📰 Réaction après l’élimination de l’Italie
L’Italie ne participera pas à la Coupe du monde 2026 après sa défaite contre la Bosnie-Herzégovine en barrages (1-1, 4-1 aux tirs au but). Le sélectionneur Gennaro Gattuso a exprimé sa grande déception et s’est excusé, tout en saluant l’engagement de ses joueurs.
De son côté, le journaliste Daniel Riolo critique sévèrement la situation, qu’il juge “inadmissible”. Il estime que l’absence répétée de l’Italie en Coupe du monde révèle une crise profonde : baisse du niveau du championnat, désintérêt des jeunes pour le football, et concurrence d’autres sports comme le tennis ou le rugby.
Une élimination vécue comme un symbole du déclin du football italien.
📰 Un espoir de repêchage très improbable
Après cette élimination, certains supporters italiens espèrent encore une qualification “sur tapis vert” en cas de forfait de l’Iran pour le Mondial 2026. L’idée serait que l’Italie prenne sa place.
Cependant, ce scénario est jugé très peu probable. Rien n’indique que l’Iran déclarera forfait, et même si cela arrivait, il n’est pas certain que l’Italie serait choisie pour la remplacer.
👉 Idée principale : malgré les rumeurs et les espoirs des fans, les chances de voir l’Italie repêchée sont quasi nulles.
⚽ Une crise structurelle du football italien
L’élimination de l’Italie ne relève plus de l’accident, mais d’un problème profond et durable. Comme le souligne Daniel Riolo, l’absence répétée (2018, 2022, 2026) montre que le système ne fonctionne plus.
🔎 Causes principales évoquées :
- Formation en déclin : moins de jeunes pratiquent le football en Italie.
- Concurrence d’autres sports : tennis et rugby gagnent en popularité.

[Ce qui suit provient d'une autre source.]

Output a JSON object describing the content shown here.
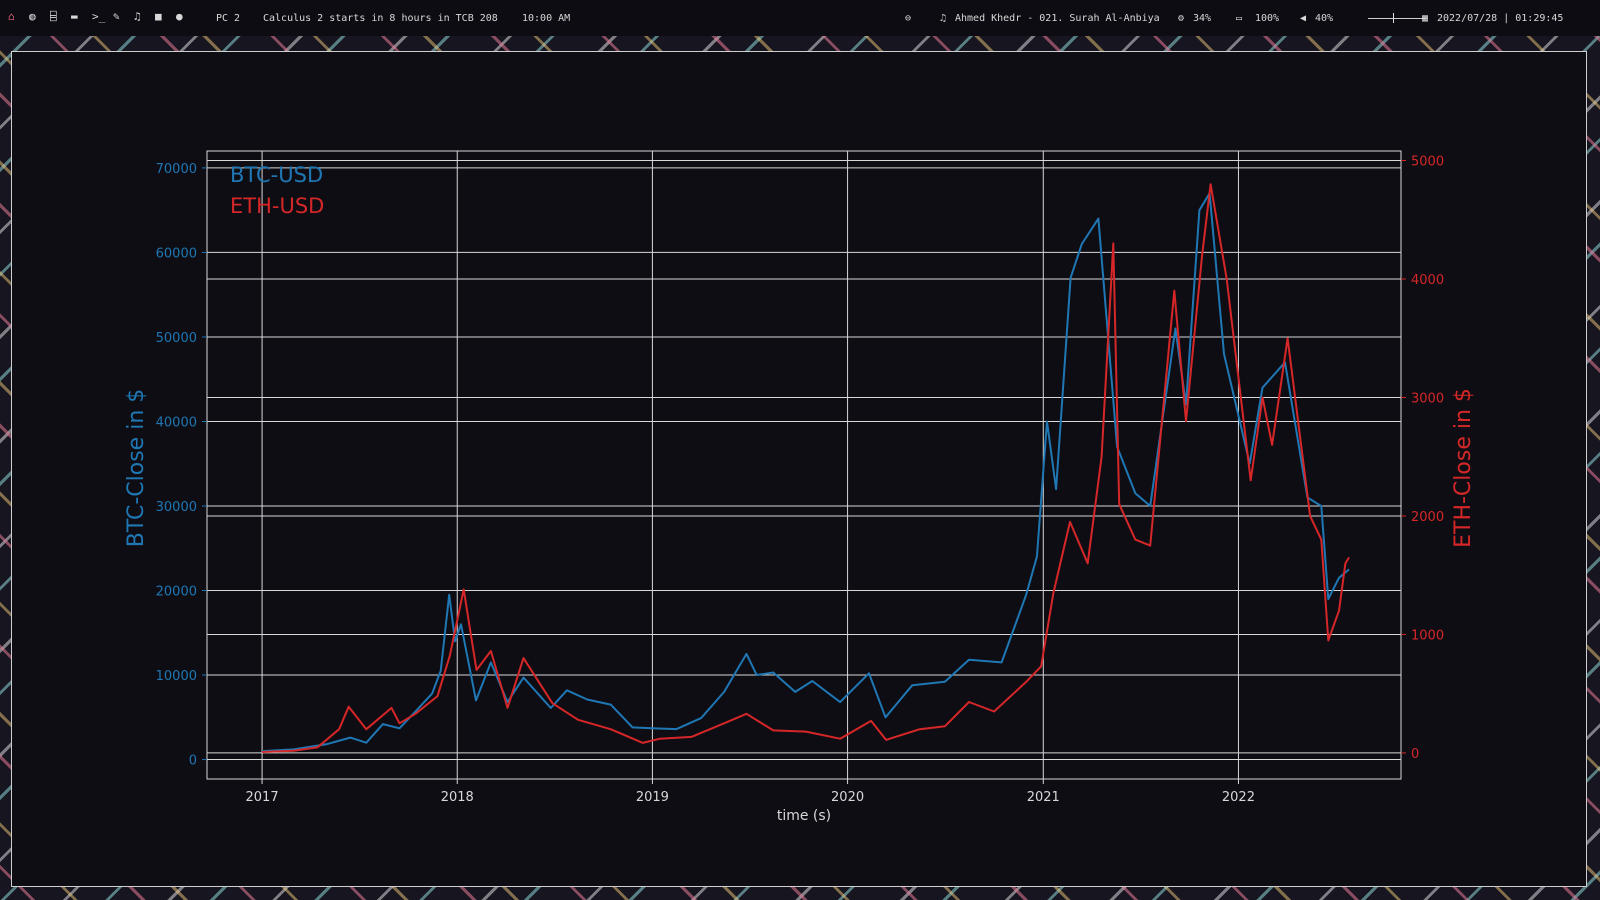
{
  "topbar": {
    "launchers": [
      {
        "icon": "home-icon",
        "glyph": "⌂",
        "color": "#e06a7a"
      },
      {
        "icon": "globe-icon",
        "glyph": "◍",
        "color": "#d8d8d8"
      },
      {
        "icon": "bank-icon",
        "glyph": "⌸",
        "color": "#d8d8d8"
      },
      {
        "icon": "folder-icon",
        "glyph": "▬",
        "color": "#d8d8d8"
      },
      {
        "icon": "terminal-icon",
        "glyph": ">_",
        "color": "#d8d8d8"
      },
      {
        "icon": "edit-icon",
        "glyph": "✎",
        "color": "#d8d8d8"
      },
      {
        "icon": "music-icon",
        "glyph": "♫",
        "color": "#d8d8d8"
      },
      {
        "icon": "video-icon",
        "glyph": "■",
        "color": "#d8d8d8"
      },
      {
        "icon": "chat-icon",
        "glyph": "●",
        "color": "#d8d8d8"
      }
    ],
    "workspace": "PC 2",
    "event": "Calculus 2 starts in 8 hours in TCB 208",
    "event_time": "10:00 AM",
    "toggle_icon": "toggle-icon",
    "media_icon": "music-note-icon",
    "media": "Ahmed Khedr - 021. Surah Al-Anbiya",
    "cpu_icon": "cpu-icon",
    "cpu": "34%",
    "battery_icon": "battery-icon",
    "battery": "100%",
    "volume_icon": "volume-icon",
    "volume": "40%",
    "calendar_icon": "calendar-icon",
    "datetime": "2022/07/28 | 01:29:45"
  },
  "colors": {
    "btc": "#1f77b4",
    "eth": "#d62728",
    "grid": "#d8d8d8",
    "text": "#d8d8d8"
  },
  "chart_data": {
    "type": "line",
    "xlabel": "time (s)",
    "ylabel_left": "BTC-Close in $",
    "ylabel_right": "ETH-Close in $",
    "x_ticks": [
      "2017",
      "2018",
      "2019",
      "2020",
      "2021",
      "2022"
    ],
    "y_left_ticks": [
      0,
      10000,
      20000,
      30000,
      40000,
      50000,
      60000,
      70000
    ],
    "y_right_ticks": [
      0,
      1000,
      2000,
      3000,
      4000,
      5000
    ],
    "ylim_left": [
      -2300,
      72000
    ],
    "ylim_right": [
      -220,
      5080
    ],
    "xlim": [
      "2016-09-20",
      "2022-11-01"
    ],
    "grid": true,
    "legend_position": "top-left",
    "series": [
      {
        "name": "BTC-USD",
        "axis": "left",
        "points": [
          [
            "2017-01-01",
            1000
          ],
          [
            "2017-03-01",
            1200
          ],
          [
            "2017-05-01",
            1800
          ],
          [
            "2017-06-15",
            2600
          ],
          [
            "2017-07-15",
            2000
          ],
          [
            "2017-08-15",
            4200
          ],
          [
            "2017-09-15",
            3700
          ],
          [
            "2017-10-15",
            5700
          ],
          [
            "2017-11-15",
            7800
          ],
          [
            "2017-12-01",
            10500
          ],
          [
            "2017-12-17",
            19500
          ],
          [
            "2017-12-28",
            14000
          ],
          [
            "2018-01-08",
            16000
          ],
          [
            "2018-02-05",
            7000
          ],
          [
            "2018-03-05",
            11500
          ],
          [
            "2018-04-05",
            6800
          ],
          [
            "2018-05-05",
            9700
          ],
          [
            "2018-06-25",
            6100
          ],
          [
            "2018-07-25",
            8200
          ],
          [
            "2018-09-01",
            7100
          ],
          [
            "2018-10-15",
            6500
          ],
          [
            "2018-11-25",
            3800
          ],
          [
            "2018-12-31",
            3700
          ],
          [
            "2019-02-15",
            3600
          ],
          [
            "2019-04-02",
            4900
          ],
          [
            "2019-05-15",
            8000
          ],
          [
            "2019-06-26",
            12500
          ],
          [
            "2019-07-15",
            10000
          ],
          [
            "2019-08-15",
            10300
          ],
          [
            "2019-09-25",
            8000
          ],
          [
            "2019-10-27",
            9300
          ],
          [
            "2019-12-18",
            6800
          ],
          [
            "2020-02-10",
            10200
          ],
          [
            "2020-03-12",
            5000
          ],
          [
            "2020-05-01",
            8800
          ],
          [
            "2020-07-01",
            9200
          ],
          [
            "2020-08-15",
            11800
          ],
          [
            "2020-10-15",
            11500
          ],
          [
            "2020-11-30",
            19500
          ],
          [
            "2020-12-20",
            24000
          ],
          [
            "2021-01-08",
            40000
          ],
          [
            "2021-01-25",
            32000
          ],
          [
            "2021-02-21",
            57000
          ],
          [
            "2021-03-14",
            61000
          ],
          [
            "2021-04-14",
            64000
          ],
          [
            "2021-05-19",
            37000
          ],
          [
            "2021-06-22",
            31500
          ],
          [
            "2021-07-20",
            30000
          ],
          [
            "2021-09-05",
            51000
          ],
          [
            "2021-09-25",
            42000
          ],
          [
            "2021-10-20",
            65000
          ],
          [
            "2021-11-08",
            67000
          ],
          [
            "2021-12-05",
            48000
          ],
          [
            "2022-01-22",
            35000
          ],
          [
            "2022-02-15",
            44000
          ],
          [
            "2022-03-29",
            47000
          ],
          [
            "2022-05-10",
            31000
          ],
          [
            "2022-06-05",
            30000
          ],
          [
            "2022-06-18",
            19000
          ],
          [
            "2022-07-08",
            21500
          ],
          [
            "2022-07-27",
            22500
          ]
        ]
      },
      {
        "name": "ETH-USD",
        "axis": "right",
        "points": [
          [
            "2017-01-01",
            8
          ],
          [
            "2017-03-01",
            18
          ],
          [
            "2017-04-15",
            48
          ],
          [
            "2017-05-25",
            200
          ],
          [
            "2017-06-12",
            390
          ],
          [
            "2017-07-15",
            200
          ],
          [
            "2017-08-31",
            380
          ],
          [
            "2017-09-15",
            250
          ],
          [
            "2017-10-15",
            330
          ],
          [
            "2017-11-25",
            480
          ],
          [
            "2017-12-18",
            820
          ],
          [
            "2018-01-13",
            1380
          ],
          [
            "2018-02-06",
            700
          ],
          [
            "2018-03-05",
            860
          ],
          [
            "2018-04-05",
            380
          ],
          [
            "2018-05-05",
            800
          ],
          [
            "2018-06-28",
            420
          ],
          [
            "2018-08-15",
            280
          ],
          [
            "2018-10-15",
            200
          ],
          [
            "2018-12-14",
            85
          ],
          [
            "2019-01-15",
            120
          ],
          [
            "2019-03-15",
            135
          ],
          [
            "2019-05-15",
            250
          ],
          [
            "2019-06-26",
            330
          ],
          [
            "2019-08-15",
            190
          ],
          [
            "2019-10-15",
            180
          ],
          [
            "2019-12-18",
            120
          ],
          [
            "2020-02-14",
            270
          ],
          [
            "2020-03-13",
            110
          ],
          [
            "2020-05-15",
            200
          ],
          [
            "2020-07-01",
            225
          ],
          [
            "2020-08-15",
            430
          ],
          [
            "2020-10-01",
            350
          ],
          [
            "2020-11-30",
            600
          ],
          [
            "2020-12-28",
            730
          ],
          [
            "2021-01-20",
            1350
          ],
          [
            "2021-02-20",
            1950
          ],
          [
            "2021-03-25",
            1600
          ],
          [
            "2021-04-20",
            2500
          ],
          [
            "2021-05-12",
            4300
          ],
          [
            "2021-05-23",
            2100
          ],
          [
            "2021-06-22",
            1800
          ],
          [
            "2021-07-20",
            1750
          ],
          [
            "2021-09-03",
            3900
          ],
          [
            "2021-09-25",
            2800
          ],
          [
            "2021-10-25",
            4200
          ],
          [
            "2021-11-10",
            4800
          ],
          [
            "2021-12-10",
            4000
          ],
          [
            "2022-01-24",
            2300
          ],
          [
            "2022-02-15",
            3000
          ],
          [
            "2022-03-05",
            2600
          ],
          [
            "2022-04-03",
            3500
          ],
          [
            "2022-05-15",
            2000
          ],
          [
            "2022-06-05",
            1800
          ],
          [
            "2022-06-18",
            950
          ],
          [
            "2022-07-08",
            1200
          ],
          [
            "2022-07-20",
            1600
          ],
          [
            "2022-07-27",
            1650
          ]
        ]
      }
    ]
  }
}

- Perte d’influence culturelle : le football n’est plus aussi central dans la société italienne.
- Championnat moins attractif : la Serie A a perdu de son prestige face à d’autres ligues européennes.

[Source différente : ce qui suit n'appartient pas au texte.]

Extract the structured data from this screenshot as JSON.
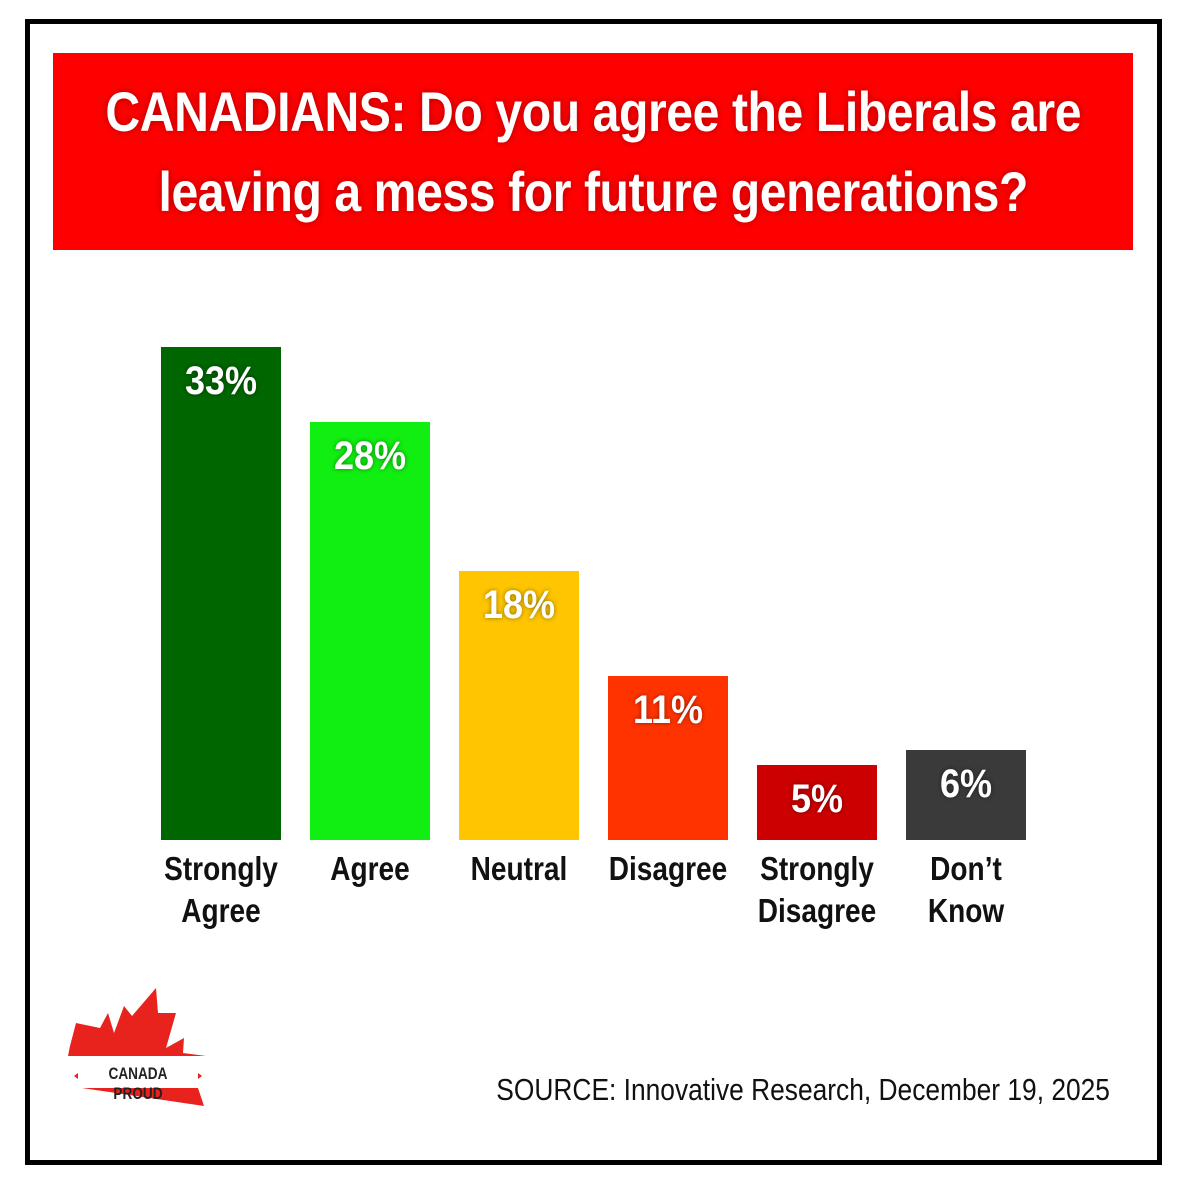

Autrement dit, il ne s’agit pas seulement de mauvais résultats, mais d’un affaiblissement global de l’écosystème du football italien.
😔 Une défaite symptomatique sur le terrain
Le match contre la Bosnie-Herzégovine illustre parfaitement cette fragilité :
- L’Italie mène, puis se fait rejoindre.
- Elle échoue mentalement aux tirs au but.
La réaction de Gennaro Gattuso est très révélatrice : il insiste sur l’engagement des joueurs, mais reconnaît implicitement l’échec collectif.
Cela montre une équipe qui manque de solidité mentale et d’efficacité dans les moments décisifs — un contraste fort avec l’image historique de l’Italie, réputée pour sa rigueur et son sang-froid.
🧠 Une crise aussi psychologique et symbolique
L’analyse de Riolo met en lumière une forme de résignation générale :
- L’absence de l’Italie devient “banale”.
- Le choc émotionnel est moins fort qu’avant.
C’est un signe inquiétant : quand l’échec devient normal, cela traduit une perte d’exigence et d’identité.
Historiquement, l’Italie est une nation majeure du football. Ne plus participer à la Coupe du monde remet en cause :
- son statut international,
- son attractivité,
- et sa capacité à inspirer les nouvelles générations.
🌍 Le fantasme du repêchage : entre espoir et illusion
Le second article montre une réaction typique des supporters : chercher une porte de sortie, ici via un éventuel forfait de l’Iran.
Mais ce scénario est très improbable pour plusieurs raisons :
- Les règlements de la FIFA ne garantissent pas un repêchage automatique.
- D’autres équipes seraient aussi candidates.
- Rien n’indique que l’Iran sera exclu.
👉 Cet espoir révèle surtout le déni et la difficulté à accepter l’échec sportif.
📉 Une tendance lourde qui inquiète
Si on prend du recul, cette situation s’inscrit dans une évolution plus large :
- D’autres nations progressent (Europe de l’Est, Afrique, Asie).
- Le niveau global se resserre.
- Les anciennes grandes puissances ne sont plus intouchables.
👉 L’Italie paie son retard d’adaptation dans un football devenu plus compétitif et mondialisé.
✅ Conclusion
L’Italie traverse une crise sportive majeure, avec une troisième absence consécutive en Coupe du monde, et les espoirs de participation restent très faibles, même via un scénario exceptionnel.
Cette élimination illustre une crise structurelle, culturelle et sportive.
L’Italie devra probablement engager une refonte en profondeur (formation, championnat, culture sportive), et pas seulement changer d’entraîneur ou de joueurs.